Performance considerations

Virtual registry performance might vary based on factors like:

• Whether or not a requested file is cached from an upstream registry
• How quickly upstream registries can respond if a file exists or not
• Which client is pulling dependencies, and the proximity of the client to the GitLab instance

Tradeoffs

Virtual registries are more advanced than public registries. When you pull dependencies with a virtual registry, it might take longer than other registries, such as public, official registries.

Compared with public registries, virtual registries also support multiple upstream registries and authentication.

Upstream prioritization

Upstream registries are organized in ordered lists. When a virtual registry receives a request for a package:

• The registry walks through the ordered list of upstreams to find one that can fulfill the request.
• If the requested file is found in an upstream, the virtual registry returns that file and caches it for future requests. Caching increases the availability of dependencies if you've pulled them at least once through the virtual registry.
• If a requested file is not found in a cache, the virtual registry walks the ordered list to find the upstream with the highest priority that can fulfill the request.

This system noticeably impacts the performance of a virtual registry.

Performance improvements with usage

When you create a virtual registry, the cache of each configured upstream is empty. Each request requires the virtual registry to walk the list of available upstream registries to fulfill a request. These initial requests take longer to fulfill.

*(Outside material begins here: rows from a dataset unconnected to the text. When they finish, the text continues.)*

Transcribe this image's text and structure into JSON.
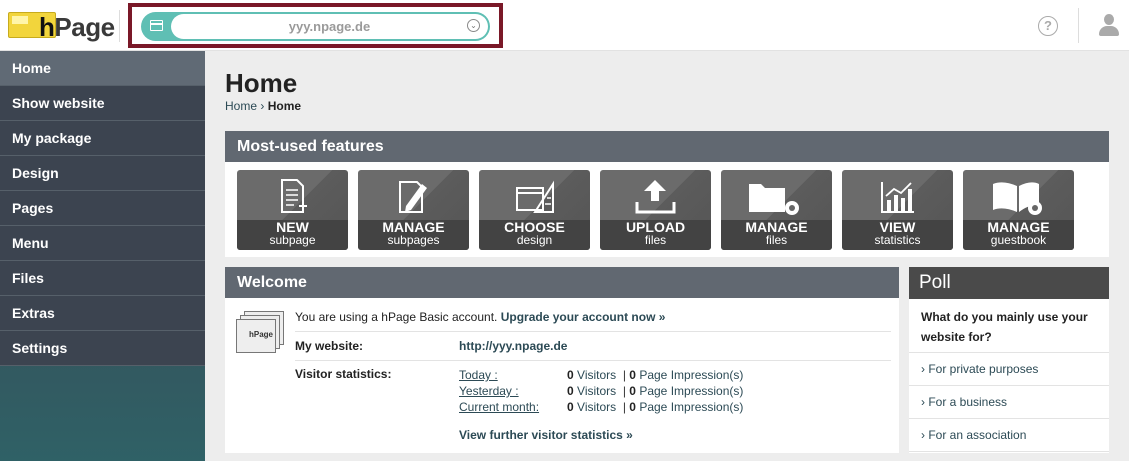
{
  "logo": {
    "prefix": "h",
    "name": "Page"
  },
  "url_bar": {
    "value": "yyy.npage.de"
  },
  "header": {
    "help_glyph": "?"
  },
  "sidebar": {
    "items": [
      {
        "label": "Home",
        "active": true
      },
      {
        "label": "Show website"
      },
      {
        "label": "My package"
      },
      {
        "label": "Design"
      },
      {
        "label": "Pages"
      },
      {
        "label": "Menu"
      },
      {
        "label": "Files"
      },
      {
        "label": "Extras"
      },
      {
        "label": "Settings"
      }
    ]
  },
  "main": {
    "title": "Home",
    "breadcrumb": {
      "root": "Home",
      "sep": "›",
      "current": "Home"
    }
  },
  "features": {
    "heading": "Most-used features",
    "tiles": [
      {
        "line1": "NEW",
        "line2": "subpage",
        "icon": "new-page-icon"
      },
      {
        "line1": "MANAGE",
        "line2": "subpages",
        "icon": "edit-page-icon"
      },
      {
        "line1": "CHOOSE",
        "line2": "design",
        "icon": "design-icon"
      },
      {
        "line1": "UPLOAD",
        "line2": "files",
        "icon": "upload-icon"
      },
      {
        "line1": "MANAGE",
        "line2": "files",
        "icon": "folder-gear-icon"
      },
      {
        "line1": "VIEW",
        "line2": "statistics",
        "icon": "chart-icon"
      },
      {
        "line1": "MANAGE",
        "line2": "guestbook",
        "icon": "book-gear-icon"
      }
    ]
  },
  "welcome": {
    "heading": "Welcome",
    "icon_label": "hPage",
    "account_text": "You are using a hPage Basic account.",
    "upgrade_link": "Upgrade your account now »",
    "website_label": "My website:",
    "website_url": "http://yyy.npage.de",
    "stats_label": "Visitor statistics:",
    "stats": [
      {
        "period": "Today :",
        "visitors": "0",
        "visitors_label": "Visitors",
        "sep": "|",
        "impressions": "0",
        "impressions_label": "Page Impression(s)"
      },
      {
        "period": "Yesterday :",
        "visitors": "0",
        "visitors_label": "Visitors",
        "sep": "|",
        "impressions": "0",
        "impressions_label": "Page Impression(s)"
      },
      {
        "period": "Current month:",
        "visitors": "0",
        "visitors_label": "Visitors",
        "sep": "|",
        "impressions": "0",
        "impressions_label": "Page Impression(s)"
      }
    ],
    "more_stats_link": "View further visitor statistics »"
  },
  "poll": {
    "heading": "Poll",
    "question": "What do you mainly use your website for?",
    "options": [
      "› For private purposes",
      "› For a business",
      "› For an association"
    ]
  },
  "colors": {
    "accent_teal": "#5fbfb4",
    "highlight_border": "#7a1828",
    "sidebar": "#3c4450",
    "panel_head": "#616871"
  }
}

When an upstream registry caches a request, the time to fulfill an identical request decreases. Over time, the overall performance of the virtual registry improves as more upstream registries cache more requests.

Use the CI/CD cache

You can use caching in GitLab CI/CD so that jobs do not have to download dependencies from the virtual registry.

This method improves execution time, but also duplicates storage for each dependency (dependencies are stored in the CI/CD cache and virtual registry).